# Jolly Rancher Watermelon!!!



## JDesCotes (Aug 30, 2015)

Made this recipe up... But turned out AMAZING! tastes exactly like Jolly Rancher sour watermelon!

1. Cube a watermelon
2. Blend the watermelon (you can add some water to get it well blended)
3. Strain watermelon using a fine metal mesh strainer into a jug
4. Dilute watermelon with 50% more water
5. Add sugar to taste (optional)
6. Add a healthy squirt of real lemon
7. Let strained watermelon sit in the refrigerator until it separates (a couple hours)
(This step is optional, if you skip it the final drink will be pink)
8. Pour watermelon juice into a glass with ice along with skeeterpee (50/50 wine to juice ratio)
9. Stir and enjoy

New. Favorite. Drink. Plus it is made of fresh watermelon... So it's healthy...?


----------



## JDesCotes (Aug 30, 2015)

Here is a picture of the finished drink


----------



## JohnT (Aug 30, 2015)

You're kidding me right?


----------



## JDesCotes (Aug 30, 2015)

Nope. Freaking delicious


----------



## JDesCotes (Aug 30, 2015)

(I was kidding about the healthy part)


----------



## sour_grapes (Aug 30, 2015)

Absolutely! It is practically health food!


----------



## yanks4carolyn (Apr 14, 2016)

About what size watermelon? I live in the south and watermelons are small (think grocery store size) up to ones that Mr. World Muscle would have to lift. You can give me lbs or comparison. I know this thread is old but I just found it...and I want some!


----------



## JDesCotes (Apr 14, 2016)

Whichever size you would like. Smaller are normally sweeter though so I pick medium (soccer ball size) ones. 

One thing to note is that the watermelon juice will keep in the refrigerator for about a day before the flavour starts to go iffy... So drink it up 

I can't wait for the summer so I can make this again!


----------



## dcbrown73 (Apr 15, 2016)

yanks4carolyn said:


> About what size watermelon? I live in the south and watermelons are small (think grocery store size) up to ones that Mr. World Muscle would have to lift. You can give me lbs or comparison.
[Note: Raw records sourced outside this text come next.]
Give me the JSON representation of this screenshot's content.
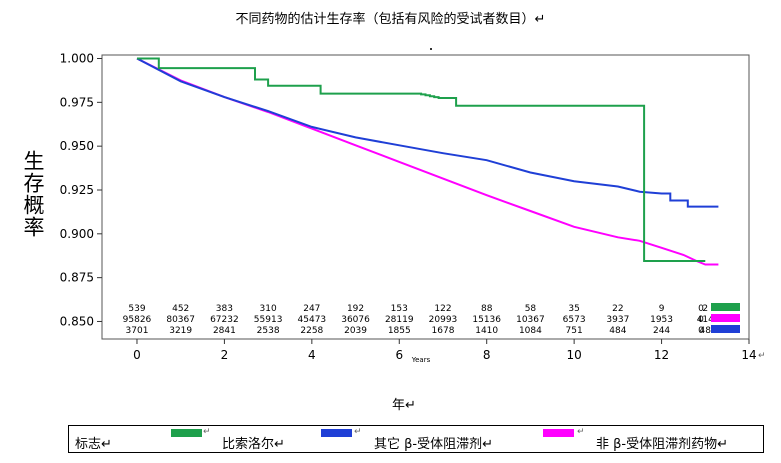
{
  "chart_data": {
    "type": "line",
    "title": "不同药物的估计生存率（包括有风险的受试者数目）↵",
    "xlabel": "年↵",
    "ylabel": "生存概率",
    "inner_xlabel": "Years",
    "xlim": [
      -0.8,
      14
    ],
    "ylim": [
      0.84,
      1.002
    ],
    "xticks": [
      0,
      2,
      4,
      6,
      8,
      10,
      12,
      14
    ],
    "yticks": [
      "1.000",
      "0.975",
      "0.950",
      "0.925",
      "0.900",
      "0.875",
      "0.850"
    ],
    "grid": false,
    "series": [
      {
        "name": "比索洛尔↵",
        "color": "#1ea04c",
        "x": [
          0,
          0.5,
          0.5,
          2.7,
          2.7,
          3.0,
          3.0,
          4.2,
          4.2,
          6.5,
          6.5,
          6.6,
          6.6,
          6.7,
          6.7,
          6.8,
          6.8,
          6.9,
          6.9,
          7.3,
          7.3,
          11.6,
          11.6,
          13.0
        ],
        "y": [
          1.0,
          1.0,
          0.9945,
          0.9945,
          0.988,
          0.988,
          0.9845,
          0.9845,
          0.98,
          0.98,
          0.9795,
          0.9795,
          0.979,
          0.979,
          0.9785,
          0.9785,
          0.978,
          0.978,
          0.9775,
          0.9775,
          0.973,
          0.973,
          0.8845,
          0.8845
        ]
      },
      {
        "name": "其它 β-受体阻滞剂↵",
        "color": "#1f3fd6",
        "x": [
          0,
          1,
          2,
          3,
          4,
          5,
          6,
          7,
          8,
          9,
          10,
          11,
          11.5,
          12,
          12.2,
          12.2,
          12.5,
          12.6,
          12.6,
          13.3
        ],
        "y": [
          1.0,
          0.987,
          0.978,
          0.97,
          0.961,
          0.955,
          0.9505,
          0.946,
          0.942,
          0.935,
          0.93,
          0.927,
          0.924,
          0.923,
          0.923,
          0.919,
          0.919,
          0.919,
          0.9155,
          0.9155
        ]
      },
      {
        "name": "非 β-受体阻滞剂药物↵",
        "color": "#ff00ff",
        "x": [
          0,
          1,
          2,
          3,
          4,
          5,
          6,
          7,
          8,
          9,
          10,
          11,
          11.5,
          12,
          12.5,
          12.8,
          13.0,
          13.3
        ],
        "y": [
          1.0,
          0.9875,
          0.978,
          0.9695,
          0.96,
          0.9505,
          0.941,
          0.9315,
          0.922,
          0.913,
          0.904,
          0.898,
          0.896,
          0.892,
          0.888,
          0.8845,
          0.8825,
          0.8825
        ]
      }
    ],
    "risk_table": {
      "x": [
        0,
        1,
        2,
        3,
        4,
        5,
        6,
        7,
        8,
        9,
        10,
        11,
        12,
        13
      ],
      "rows": [
        {
          "values": [
            "539",
            "452",
            "383",
            "310",
            "247",
            "192",
            "153",
            "122",
            "88",
            "58",
            "35",
            "22",
            "9",
            "2"
          ],
          "end": "0",
          "color": "#1ea04c"
        },
        {
          "values": [
            "95826",
            "80367",
            "67232",
            "55913",
            "45473",
            "36076",
            "28119",
            "20993",
            "15136",
            "10367",
            "6573",
            "3937",
            "1953",
            "414"
          ],
          "end": "0",
          "color": "#ff00ff"
        },
        {
          "values": [
            "3701",
            "3219",
            "2841",
            "2538",
            "2258",
            "2039",
            "1855",
            "1678",
            "1410",
            "1084",
            "751",
            "484",
            "244",
            "48"
          ],
          "end": "0",
          "color": "#1f3fd6"
        }
      ]
    },
    "legend_title": "标志↵",
    "page_marks": [
      "↵",
      "↵",
      "↵"
    ]
  }
}
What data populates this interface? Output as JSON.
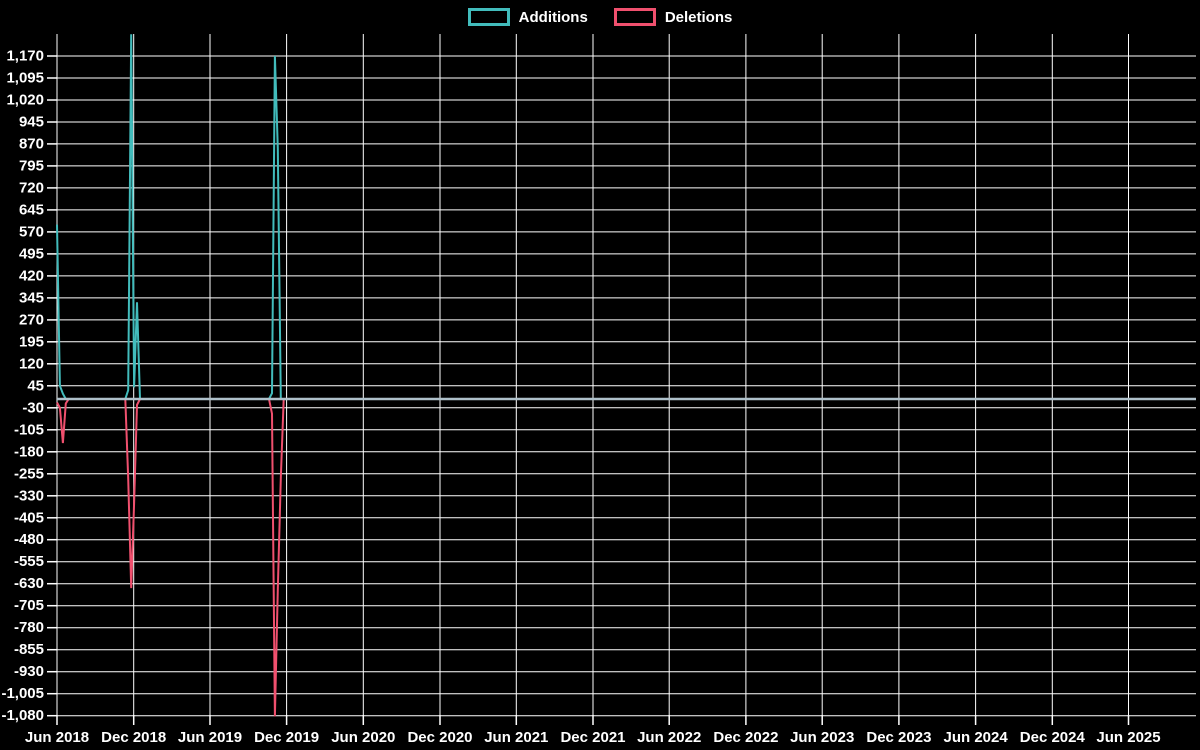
{
  "legend": {
    "items": [
      {
        "label": "Additions",
        "color": "#42bcbc"
      },
      {
        "label": "Deletions",
        "color": "#f0506e"
      }
    ]
  },
  "colors": {
    "background": "#000000",
    "gridline": "#ffffff",
    "tick_text": "#ffffff",
    "additions": "#42bcbc",
    "deletions": "#f0506e",
    "zero_baseline": "#aec0ca"
  },
  "chart_data": {
    "type": "line",
    "title": "",
    "xlabel": "",
    "ylabel": "",
    "grid": true,
    "legend_position": "top-center",
    "xdomain": [
      "2018-06-01",
      "2025-11-09"
    ],
    "ylim": [
      -1088,
      1245
    ],
    "y_tick_labels": [
      "1,170",
      "1,095",
      "1,020",
      "945",
      "870",
      "795",
      "720",
      "645",
      "570",
      "495",
      "420",
      "345",
      "270",
      "195",
      "120",
      "45",
      "-30",
      "-105",
      "-180",
      "-255",
      "-330",
      "-405",
      "-480",
      "-555",
      "-630",
      "-705",
      "-780",
      "-855",
      "-930",
      "-1,005",
      "-1,080"
    ],
    "x_ticks": [
      {
        "label": "Jun 2018",
        "date": "2018-06-01"
      },
      {
        "label": "Dec 2018",
        "date": "2018-12-01"
      },
      {
        "label": "Jun 2019",
        "date": "2019-06-01"
      },
      {
        "label": "Dec 2019",
        "date": "2019-12-01"
      },
      {
        "label": "Jun 2020",
        "date": "2020-06-01"
      },
      {
        "label": "Dec 2020",
        "date": "2020-12-01"
      },
      {
        "label": "Jun 2021",
        "date": "2021-06-01"
      },
      {
        "label": "Dec 2021",
        "date": "2021-12-01"
      },
      {
        "label": "Jun 2022",
        "date": "2022-06-01"
      },
      {
        "label": "Dec 2022",
        "date": "2022-12-01"
      },
      {
        "label": "Jun 2023",
        "date": "2023-06-01"
      },
      {
        "label": "Dec 2023",
        "date": "2023-12-01"
      },
      {
        "label": "Jun 2024",
        "date": "2024-06-01"
      },
      {
        "label": "Dec 2024",
        "date": "2024-12-01"
      },
      {
        "label": "Jun 2025",
        "date": "2025-06-01"
      }
    ],
    "series": [
      {
        "name": "Additions",
        "color": "#42bcbc",
        "points": [
          [
            "2018-06-01",
            595
          ],
          [
            "2018-06-08",
            45
          ],
          [
            "2018-06-15",
            18
          ],
          [
            "2018-06-22",
            0
          ],
          [
            "2018-11-11",
            0
          ],
          [
            "2018-11-18",
            30
          ],
          [
            "2018-11-25",
            1244
          ],
          [
            "2018-12-02",
            40
          ],
          [
            "2018-12-09",
            330
          ],
          [
            "2018-12-16",
            0
          ],
          [
            "2019-10-20",
            0
          ],
          [
            "2019-10-27",
            20
          ],
          [
            "2019-11-03",
            1170
          ],
          [
            "2019-11-10",
            855
          ],
          [
            "2019-11-17",
            0
          ],
          [
            "2025-11-09",
            0
          ]
        ]
      },
      {
        "name": "Deletions",
        "color": "#f0506e",
        "points": [
          [
            "2018-06-01",
            -12
          ],
          [
            "2018-06-08",
            -30
          ],
          [
            "2018-06-15",
            -150
          ],
          [
            "2018-06-22",
            -15
          ],
          [
            "2018-06-29",
            0
          ],
          [
            "2018-11-11",
            0
          ],
          [
            "2018-11-18",
            -270
          ],
          [
            "2018-11-25",
            -645
          ],
          [
            "2018-12-02",
            -355
          ],
          [
            "2018-12-09",
            -20
          ],
          [
            "2018-12-16",
            0
          ],
          [
            "2019-10-20",
            0
          ],
          [
            "2019-10-27",
            -50
          ],
          [
            "2019-11-03",
            -1082
          ],
          [
            "2019-11-10",
            -650
          ],
          [
            "2019-11-17",
            -270
          ],
          [
            "2019-11-24",
            0
          ],
          [
            "2025-11-09",
            0
          ]
        ]
      }
    ]
  }
}
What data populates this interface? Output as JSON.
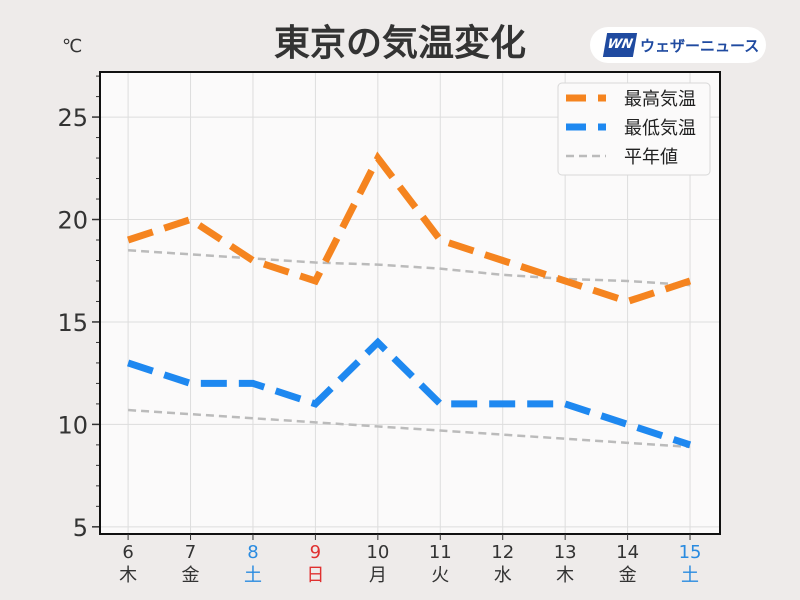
{
  "chart_data": {
    "type": "line",
    "title": "東京の気温変化",
    "ylabel": "℃",
    "ylim": [
      4.65,
      27.2
    ],
    "xlim": [
      5.55,
      15.48
    ],
    "yticks": [
      5,
      10,
      15,
      20,
      25
    ],
    "grid": true,
    "legend_position": "top-right",
    "x": [
      6,
      7,
      8,
      9,
      10,
      11,
      12,
      13,
      14,
      15
    ],
    "x_labels": [
      "6",
      "7",
      "8",
      "9",
      "10",
      "11",
      "12",
      "13",
      "14",
      "15"
    ],
    "weekday_labels": [
      "木",
      "金",
      "土",
      "日",
      "月",
      "火",
      "水",
      "木",
      "金",
      "土"
    ],
    "label_colors": [
      "#333333",
      "#333333",
      "#2a8be0",
      "#e03030",
      "#333333",
      "#333333",
      "#333333",
      "#333333",
      "#333333",
      "#2a8be0"
    ],
    "series": [
      {
        "name": "最高気温",
        "color": "#f5841f",
        "style": "dash-thick",
        "values": [
          19,
          20,
          18,
          17,
          23,
          19,
          18,
          17,
          16,
          17
        ]
      },
      {
        "name": "最低気温",
        "color": "#1e88f0",
        "style": "dash-thick",
        "values": [
          13,
          12,
          12,
          11,
          14,
          11,
          11,
          11,
          10,
          9
        ]
      },
      {
        "name": "平年値",
        "color": "#bbbbbb",
        "style": "dash-thin",
        "values": [
          18.5,
          18.3,
          18.1,
          17.9,
          17.8,
          17.6,
          17.3,
          17.1,
          17.0,
          16.8
        ]
      },
      {
        "name": "平年値_low",
        "legend": false,
        "color": "#bbbbbb",
        "style": "dash-thin",
        "values": [
          10.7,
          10.5,
          10.3,
          10.1,
          9.9,
          9.7,
          9.5,
          9.3,
          9.1,
          8.9
        ]
      }
    ]
  },
  "logo": {
    "mark": "WN",
    "text": "ウェザーニュース"
  }
}
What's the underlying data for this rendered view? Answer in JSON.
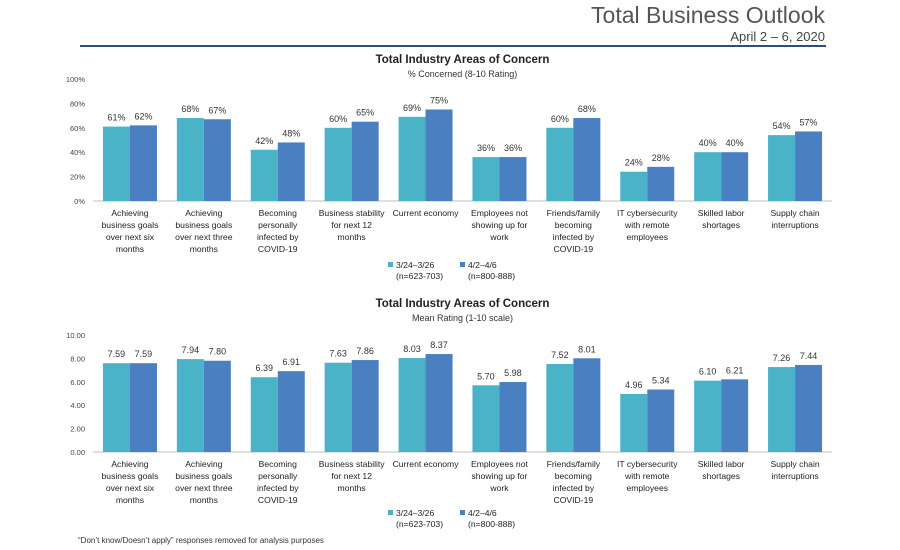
{
  "header": {
    "title": "Total Business Outlook",
    "date": "April 2 – 6, 2020"
  },
  "footnote": "“Don’t know/Doesn’t apply” responses removed for analysis purposes",
  "colors": {
    "series1": "#4bb3c8",
    "series2": "#4a7fc1",
    "axis": "#bfbfbf",
    "rule": "#2e4f7a"
  },
  "chart_data": [
    {
      "type": "bar",
      "title": "Total Industry Areas of Concern",
      "subtitle": "% Concerned (8-10 Rating)",
      "categories": [
        "Achieving business goals over next six months",
        "Achieving business goals over next three months",
        "Becoming personally infected by COVID-19",
        "Business stability for next 12 months",
        "Current economy",
        "Employees not showing up for work",
        "Friends/family becoming infected by COVID-19",
        "IT cybersecurity with remote employees",
        "Skilled labor shortages",
        "Supply chain interruptions"
      ],
      "category_lines": [
        [
          "Achieving",
          "business goals",
          "over next six",
          "months"
        ],
        [
          "Achieving",
          "business goals",
          "over next three",
          "months"
        ],
        [
          "Becoming",
          "personally",
          "infected by",
          "COVID-19"
        ],
        [
          "Business stability",
          "for next 12",
          "months"
        ],
        [
          "Current economy"
        ],
        [
          "Employees not",
          "showing up for",
          "work"
        ],
        [
          "Friends/family",
          "becoming",
          "infected by",
          "COVID-19"
        ],
        [
          "IT cybersecurity",
          "with remote",
          "employees"
        ],
        [
          "Skilled labor",
          "shortages"
        ],
        [
          "Supply chain",
          "interruptions"
        ]
      ],
      "series": [
        {
          "name": "3/24–3/26",
          "n": "(n=623-703)",
          "values": [
            61,
            68,
            42,
            60,
            69,
            36,
            60,
            24,
            40,
            54
          ],
          "labels": [
            "61%",
            "68%",
            "42%",
            "60%",
            "69%",
            "36%",
            "60%",
            "24%",
            "40%",
            "54%"
          ]
        },
        {
          "name": "4/2–4/6",
          "n": "(n=800-888)",
          "values": [
            62,
            67,
            48,
            65,
            75,
            36,
            68,
            28,
            40,
            57
          ],
          "labels": [
            "62%",
            "67%",
            "48%",
            "65%",
            "75%",
            "36%",
            "68%",
            "28%",
            "40%",
            "57%"
          ]
        }
      ],
      "ylim": [
        0,
        100
      ],
      "yticks": [
        0,
        20,
        40,
        60,
        80,
        100
      ],
      "ytick_labels": [
        "0%",
        "20%",
        "40%",
        "60%",
        "80%",
        "100%"
      ],
      "grid": false,
      "legend": "bottom"
    },
    {
      "type": "bar",
      "title": "Total Industry Areas of Concern",
      "subtitle": "Mean Rating (1-10 scale)",
      "categories": [
        "Achieving business goals over next six months",
        "Achieving business goals over next three months",
        "Becoming personally infected by COVID-19",
        "Business stability for next 12 months",
        "Current economy",
        "Employees not showing up for work",
        "Friends/family becoming infected by COVID-19",
        "IT cybersecurity with remote employees",
        "Skilled labor shortages",
        "Supply chain interruptions"
      ],
      "category_lines": [
        [
          "Achieving",
          "business goals",
          "over next six",
          "months"
        ],
        [
          "Achieving",
          "business goals",
          "over next three",
          "months"
        ],
        [
          "Becoming",
          "personally",
          "infected by",
          "COVID-19"
        ],
        [
          "Business stability",
          "for next 12",
          "months"
        ],
        [
          "Current economy"
        ],
        [
          "Employees not",
          "showing up for",
          "work"
        ],
        [
          "Friends/family",
          "becoming",
          "infected by",
          "COVID-19"
        ],
        [
          "IT cybersecurity",
          "with remote",
          "employees"
        ],
        [
          "Skilled labor",
          "shortages"
        ],
        [
          "Supply chain",
          "interruptions"
        ]
      ],
      "series": [
        {
          "name": "3/24–3/26",
          "n": "(n=623-703)",
          "values": [
            7.59,
            7.94,
            6.39,
            7.63,
            8.03,
            5.7,
            7.52,
            4.96,
            6.1,
            7.26
          ],
          "labels": [
            "7.59",
            "7.94",
            "6.39",
            "7.63",
            "8.03",
            "5.70",
            "7.52",
            "4.96",
            "6.10",
            "7.26"
          ]
        },
        {
          "name": "4/2–4/6",
          "n": "(n=800-888)",
          "values": [
            7.59,
            7.8,
            6.91,
            7.86,
            8.37,
            5.98,
            8.01,
            5.34,
            6.21,
            7.44
          ],
          "labels": [
            "7.59",
            "7.80",
            "6.91",
            "7.86",
            "8.37",
            "5.98",
            "8.01",
            "5.34",
            "6.21",
            "7.44"
          ]
        }
      ],
      "ylim": [
        0,
        10
      ],
      "yticks": [
        0,
        2,
        4,
        6,
        8,
        10
      ],
      "ytick_labels": [
        "0.00",
        "2.00",
        "4.00",
        "6.00",
        "8.00",
        "10.00"
      ],
      "grid": false,
      "legend": "bottom"
    }
  ]
}
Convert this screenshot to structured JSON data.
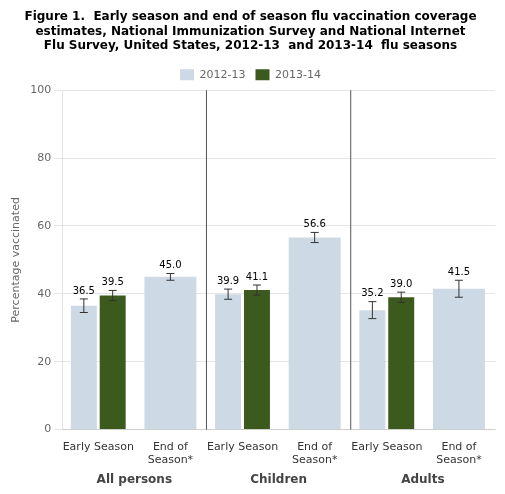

I know this thread is old but I just found it...and I want some!



They are small in the South? I live in the NYC area and the watermelons we get are the size of or smaller than basketballs. When I lived in Texas, they were the size of two basketballs side-by-side. (oval not round, and shipped right up from Hill Country where my grandfather used to grow them as a kid)


----------



## sour_grapes (Apr 15, 2016)

dcbrown73 said:


> They are small in the South?



That is not what she said. She was indicating they get a range of available sizes. She said (emphasis added):



yanks4carolyn said:


> About what size watermelon? I live in the south and watermelons are small ... *up to ones that Mr. World Muscle would have to lift*. You can give me lbs or comparison.


----------



## yanks4carolyn (Apr 22, 2016)

Yep...they come in all sizes down here. They sell them on the side of the road, parking lot or they will pull over if you drive up beside them and let them know you want one. 

Watched a video on watermelon wine and after he had the pulp mushed up he heated it up to 160*F and held it at that temp for 20 min. I know you need to ferment it fast so it won't sour and wondered if any of you had done this? He also used about a 16lb melon per gallon.


----------